都木 (au じぶん銀行): わたしたちのところでは、参照系 API しかないところに対して、少しずつ更新系 API を作る動きが始まっています。

そのひとつとして、au じぶん銀行アプリという名前の銀行アプリを提供していますが、サーバーとアプリ間の通信を非常にレガシーなインターフェースでやっております。それによって、アプリの開発者も、幅広な知識がないと作れない、という好ましくない状況になっています。

そのため更新系 API も含めて、アプリとの通信全体を API で接続する、そしてその先は作った API を、他のシステム、グループ各社、他社に拡げていきたいな、と考えています。

紙中 (セブン銀行): セブン銀行自身が事業の多角化を図ろうとしています。特にセブン&アイグループが提供している、グループ共通 ID の7iDをもっとうまく使って、小売と金融を結びつけていこう、ということに取り組んでいます。

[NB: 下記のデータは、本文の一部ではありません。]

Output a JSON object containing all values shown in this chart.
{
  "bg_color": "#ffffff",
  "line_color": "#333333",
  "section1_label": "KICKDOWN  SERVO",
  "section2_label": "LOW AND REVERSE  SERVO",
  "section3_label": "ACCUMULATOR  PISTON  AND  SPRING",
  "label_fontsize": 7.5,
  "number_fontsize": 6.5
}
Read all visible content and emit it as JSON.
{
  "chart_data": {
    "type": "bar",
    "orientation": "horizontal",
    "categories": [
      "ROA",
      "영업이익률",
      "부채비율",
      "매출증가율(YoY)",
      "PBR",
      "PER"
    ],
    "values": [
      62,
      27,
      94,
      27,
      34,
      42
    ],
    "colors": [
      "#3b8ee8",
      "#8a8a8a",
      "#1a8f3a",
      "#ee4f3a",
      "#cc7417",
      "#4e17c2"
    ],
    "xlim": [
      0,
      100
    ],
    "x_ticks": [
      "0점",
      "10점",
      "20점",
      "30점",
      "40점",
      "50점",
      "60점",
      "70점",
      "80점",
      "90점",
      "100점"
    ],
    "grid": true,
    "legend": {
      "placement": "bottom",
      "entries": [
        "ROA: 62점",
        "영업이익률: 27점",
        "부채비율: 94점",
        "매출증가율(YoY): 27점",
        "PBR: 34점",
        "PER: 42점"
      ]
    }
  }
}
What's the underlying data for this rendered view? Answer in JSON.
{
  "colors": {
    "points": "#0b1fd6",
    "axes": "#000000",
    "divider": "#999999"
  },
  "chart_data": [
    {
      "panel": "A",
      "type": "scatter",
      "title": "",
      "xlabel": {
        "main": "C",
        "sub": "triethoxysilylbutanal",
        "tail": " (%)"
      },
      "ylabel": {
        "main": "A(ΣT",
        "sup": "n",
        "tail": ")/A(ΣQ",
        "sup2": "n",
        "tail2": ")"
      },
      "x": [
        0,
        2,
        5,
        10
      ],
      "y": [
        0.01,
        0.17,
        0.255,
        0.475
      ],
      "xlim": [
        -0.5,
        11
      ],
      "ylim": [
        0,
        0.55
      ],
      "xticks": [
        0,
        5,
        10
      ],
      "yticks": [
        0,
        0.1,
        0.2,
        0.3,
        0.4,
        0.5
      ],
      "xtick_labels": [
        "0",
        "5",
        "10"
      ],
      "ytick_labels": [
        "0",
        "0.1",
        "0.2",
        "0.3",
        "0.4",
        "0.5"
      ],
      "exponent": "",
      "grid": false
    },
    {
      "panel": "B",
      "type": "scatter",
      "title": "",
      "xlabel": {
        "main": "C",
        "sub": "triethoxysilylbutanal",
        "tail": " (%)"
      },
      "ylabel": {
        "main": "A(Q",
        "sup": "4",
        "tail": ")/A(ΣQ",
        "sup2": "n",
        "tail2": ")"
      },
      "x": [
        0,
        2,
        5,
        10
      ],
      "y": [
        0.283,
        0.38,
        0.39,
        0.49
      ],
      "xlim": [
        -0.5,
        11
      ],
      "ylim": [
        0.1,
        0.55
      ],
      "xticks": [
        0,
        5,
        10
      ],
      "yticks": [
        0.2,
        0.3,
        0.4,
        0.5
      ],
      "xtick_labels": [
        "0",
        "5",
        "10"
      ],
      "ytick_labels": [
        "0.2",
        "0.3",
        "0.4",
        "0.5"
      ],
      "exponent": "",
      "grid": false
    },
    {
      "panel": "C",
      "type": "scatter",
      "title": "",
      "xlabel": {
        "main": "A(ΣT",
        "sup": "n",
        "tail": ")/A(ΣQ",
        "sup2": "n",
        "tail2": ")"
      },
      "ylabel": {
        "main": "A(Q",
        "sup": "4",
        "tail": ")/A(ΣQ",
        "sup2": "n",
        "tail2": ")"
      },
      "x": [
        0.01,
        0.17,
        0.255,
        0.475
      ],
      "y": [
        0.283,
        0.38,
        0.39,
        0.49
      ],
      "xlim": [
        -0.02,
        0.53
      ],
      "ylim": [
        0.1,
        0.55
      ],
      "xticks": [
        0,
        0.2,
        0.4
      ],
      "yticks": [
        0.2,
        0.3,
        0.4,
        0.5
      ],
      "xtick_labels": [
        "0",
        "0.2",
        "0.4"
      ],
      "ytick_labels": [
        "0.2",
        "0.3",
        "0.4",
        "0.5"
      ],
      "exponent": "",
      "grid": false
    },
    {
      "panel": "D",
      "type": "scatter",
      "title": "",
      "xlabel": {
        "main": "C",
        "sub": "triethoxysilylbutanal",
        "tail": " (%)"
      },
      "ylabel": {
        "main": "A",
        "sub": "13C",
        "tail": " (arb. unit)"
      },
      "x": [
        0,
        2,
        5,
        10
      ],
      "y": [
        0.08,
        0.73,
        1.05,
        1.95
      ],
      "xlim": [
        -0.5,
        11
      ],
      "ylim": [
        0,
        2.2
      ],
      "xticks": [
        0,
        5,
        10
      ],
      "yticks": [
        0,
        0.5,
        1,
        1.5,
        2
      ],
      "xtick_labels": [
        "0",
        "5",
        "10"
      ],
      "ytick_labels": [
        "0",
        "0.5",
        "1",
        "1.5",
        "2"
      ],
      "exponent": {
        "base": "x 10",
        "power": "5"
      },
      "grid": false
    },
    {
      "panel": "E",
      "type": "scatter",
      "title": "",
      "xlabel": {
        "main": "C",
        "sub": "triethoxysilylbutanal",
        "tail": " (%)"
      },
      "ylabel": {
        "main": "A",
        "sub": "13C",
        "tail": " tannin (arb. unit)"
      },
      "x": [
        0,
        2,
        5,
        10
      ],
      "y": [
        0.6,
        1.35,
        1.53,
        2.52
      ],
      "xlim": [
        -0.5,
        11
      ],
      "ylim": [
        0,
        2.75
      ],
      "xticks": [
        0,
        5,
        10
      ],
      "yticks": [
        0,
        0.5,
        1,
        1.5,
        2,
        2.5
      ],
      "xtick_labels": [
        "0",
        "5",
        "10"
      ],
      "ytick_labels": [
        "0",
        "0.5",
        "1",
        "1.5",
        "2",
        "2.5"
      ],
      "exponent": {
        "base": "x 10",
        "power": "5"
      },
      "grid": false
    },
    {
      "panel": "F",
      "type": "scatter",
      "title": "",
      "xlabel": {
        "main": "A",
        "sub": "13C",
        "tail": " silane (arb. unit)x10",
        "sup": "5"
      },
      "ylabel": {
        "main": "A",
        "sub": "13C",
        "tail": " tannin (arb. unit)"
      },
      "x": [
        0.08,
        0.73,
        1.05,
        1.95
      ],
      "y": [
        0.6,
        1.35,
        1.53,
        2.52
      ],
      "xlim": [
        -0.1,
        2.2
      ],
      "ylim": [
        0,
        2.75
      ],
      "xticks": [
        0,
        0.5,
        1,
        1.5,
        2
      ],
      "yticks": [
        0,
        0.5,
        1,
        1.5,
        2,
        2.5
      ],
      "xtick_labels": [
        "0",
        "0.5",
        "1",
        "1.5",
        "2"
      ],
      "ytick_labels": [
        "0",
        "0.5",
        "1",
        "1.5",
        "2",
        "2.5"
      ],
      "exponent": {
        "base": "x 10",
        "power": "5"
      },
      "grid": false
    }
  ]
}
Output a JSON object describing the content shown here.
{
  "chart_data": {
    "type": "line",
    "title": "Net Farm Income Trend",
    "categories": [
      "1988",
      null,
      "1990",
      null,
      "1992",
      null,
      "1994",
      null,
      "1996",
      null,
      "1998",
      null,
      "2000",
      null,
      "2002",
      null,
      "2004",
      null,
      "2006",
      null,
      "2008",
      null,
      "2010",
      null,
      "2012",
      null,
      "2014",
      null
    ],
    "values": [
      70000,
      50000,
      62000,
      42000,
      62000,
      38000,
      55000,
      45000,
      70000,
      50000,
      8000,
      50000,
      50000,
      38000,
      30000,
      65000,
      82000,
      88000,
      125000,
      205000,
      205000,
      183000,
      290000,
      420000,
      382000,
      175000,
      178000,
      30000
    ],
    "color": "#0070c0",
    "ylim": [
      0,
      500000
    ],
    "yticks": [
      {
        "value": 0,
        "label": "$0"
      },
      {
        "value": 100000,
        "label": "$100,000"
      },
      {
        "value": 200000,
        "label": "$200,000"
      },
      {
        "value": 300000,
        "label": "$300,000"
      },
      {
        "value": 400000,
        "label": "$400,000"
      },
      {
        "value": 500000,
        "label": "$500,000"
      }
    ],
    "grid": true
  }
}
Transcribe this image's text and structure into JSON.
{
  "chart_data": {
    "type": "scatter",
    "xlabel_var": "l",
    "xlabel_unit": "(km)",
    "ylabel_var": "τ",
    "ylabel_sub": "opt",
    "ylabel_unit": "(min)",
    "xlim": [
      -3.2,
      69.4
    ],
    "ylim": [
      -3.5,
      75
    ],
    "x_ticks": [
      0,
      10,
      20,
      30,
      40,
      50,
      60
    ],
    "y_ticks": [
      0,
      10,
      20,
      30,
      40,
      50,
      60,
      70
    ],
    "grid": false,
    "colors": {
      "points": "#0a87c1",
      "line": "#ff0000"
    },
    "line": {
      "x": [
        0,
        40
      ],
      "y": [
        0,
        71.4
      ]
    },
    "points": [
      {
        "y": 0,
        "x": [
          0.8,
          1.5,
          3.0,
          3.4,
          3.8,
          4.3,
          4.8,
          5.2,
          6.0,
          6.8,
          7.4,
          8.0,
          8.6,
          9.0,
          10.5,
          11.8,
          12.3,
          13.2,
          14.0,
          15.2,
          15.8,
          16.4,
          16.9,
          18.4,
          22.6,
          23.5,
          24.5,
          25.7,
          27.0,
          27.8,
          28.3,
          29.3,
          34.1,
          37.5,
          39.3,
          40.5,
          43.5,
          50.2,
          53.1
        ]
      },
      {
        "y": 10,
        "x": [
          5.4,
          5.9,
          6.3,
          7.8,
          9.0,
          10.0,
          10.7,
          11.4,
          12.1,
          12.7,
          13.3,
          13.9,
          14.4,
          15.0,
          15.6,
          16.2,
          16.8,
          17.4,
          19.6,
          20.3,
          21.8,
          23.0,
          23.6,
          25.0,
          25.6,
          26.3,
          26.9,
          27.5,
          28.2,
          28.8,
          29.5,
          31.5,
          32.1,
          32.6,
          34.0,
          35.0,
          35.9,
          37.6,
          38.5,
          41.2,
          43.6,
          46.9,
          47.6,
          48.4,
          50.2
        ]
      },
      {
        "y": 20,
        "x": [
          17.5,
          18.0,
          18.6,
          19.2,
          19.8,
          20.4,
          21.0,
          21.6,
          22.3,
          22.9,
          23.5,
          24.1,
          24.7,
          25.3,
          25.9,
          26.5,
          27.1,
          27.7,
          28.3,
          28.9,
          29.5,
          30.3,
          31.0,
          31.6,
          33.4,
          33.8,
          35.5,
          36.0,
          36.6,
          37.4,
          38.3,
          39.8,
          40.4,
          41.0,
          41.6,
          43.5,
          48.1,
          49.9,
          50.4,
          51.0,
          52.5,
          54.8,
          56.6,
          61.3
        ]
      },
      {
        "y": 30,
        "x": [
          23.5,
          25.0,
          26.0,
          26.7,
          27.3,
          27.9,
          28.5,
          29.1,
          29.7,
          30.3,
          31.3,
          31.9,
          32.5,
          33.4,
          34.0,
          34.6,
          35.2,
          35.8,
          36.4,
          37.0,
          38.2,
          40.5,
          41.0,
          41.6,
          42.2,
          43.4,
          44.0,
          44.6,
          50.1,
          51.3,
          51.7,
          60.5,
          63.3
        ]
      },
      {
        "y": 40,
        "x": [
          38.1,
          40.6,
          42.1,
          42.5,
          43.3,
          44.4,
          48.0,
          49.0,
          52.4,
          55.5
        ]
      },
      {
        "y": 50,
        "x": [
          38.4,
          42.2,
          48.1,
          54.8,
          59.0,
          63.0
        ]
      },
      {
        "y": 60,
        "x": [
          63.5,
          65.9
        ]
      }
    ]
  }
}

そうしていくと、モバイルの連携ですとか、小売のお客さまに金融サービスを提供できるよう、API の提供の幅や場面を広げていく必要があります。そういう意味で、いろいろ活用を検討していきたいなと思います。

穴井 (みんなの銀行): 先ほども話しましたが、FAPI 2.0 の対応があります。認定を取りましたけども、まだ提携先様にはご案内していない状況なので、これから順次、準備ができ次第ご案内していきます。FAPI 2.0 は FAPI 1.0 に比較して、より開発しやすい仕様になっています。FAPI 2.0 を提案することで、より提携先様が導入しやすくなる流れを作っていけたらなと思っています。

あともうひとつ、アメリカやカナダで活動している、FDX という団体があります。金融業界の仕様を統一しようと活動をしているグループです。そちらに当社のメンバーが参加しています。

日本では API の仕様が統一されておらず、提携先様が各銀行に合わせて作っていかなくてはなりません。FDX の統一的な仕様をどうにか日本にも取り入れられないか、調査するチームが立ち上がりました。その活動をやっていけたらなと思っています。

工藤 (Authlete): 我々も FDX に加入して、みんなの銀行さんが中心にやられているタスクフォースにも入れていただいています。また電子決済等代行事業者協会という団体でも、スタディグループで、 FDX の調査などを始めているようなので、多分 2024 年、そのあたりの標準化は動きがあるかなと思います。

ということで、パネルは以上となります。皆様、今日はありがとうございました。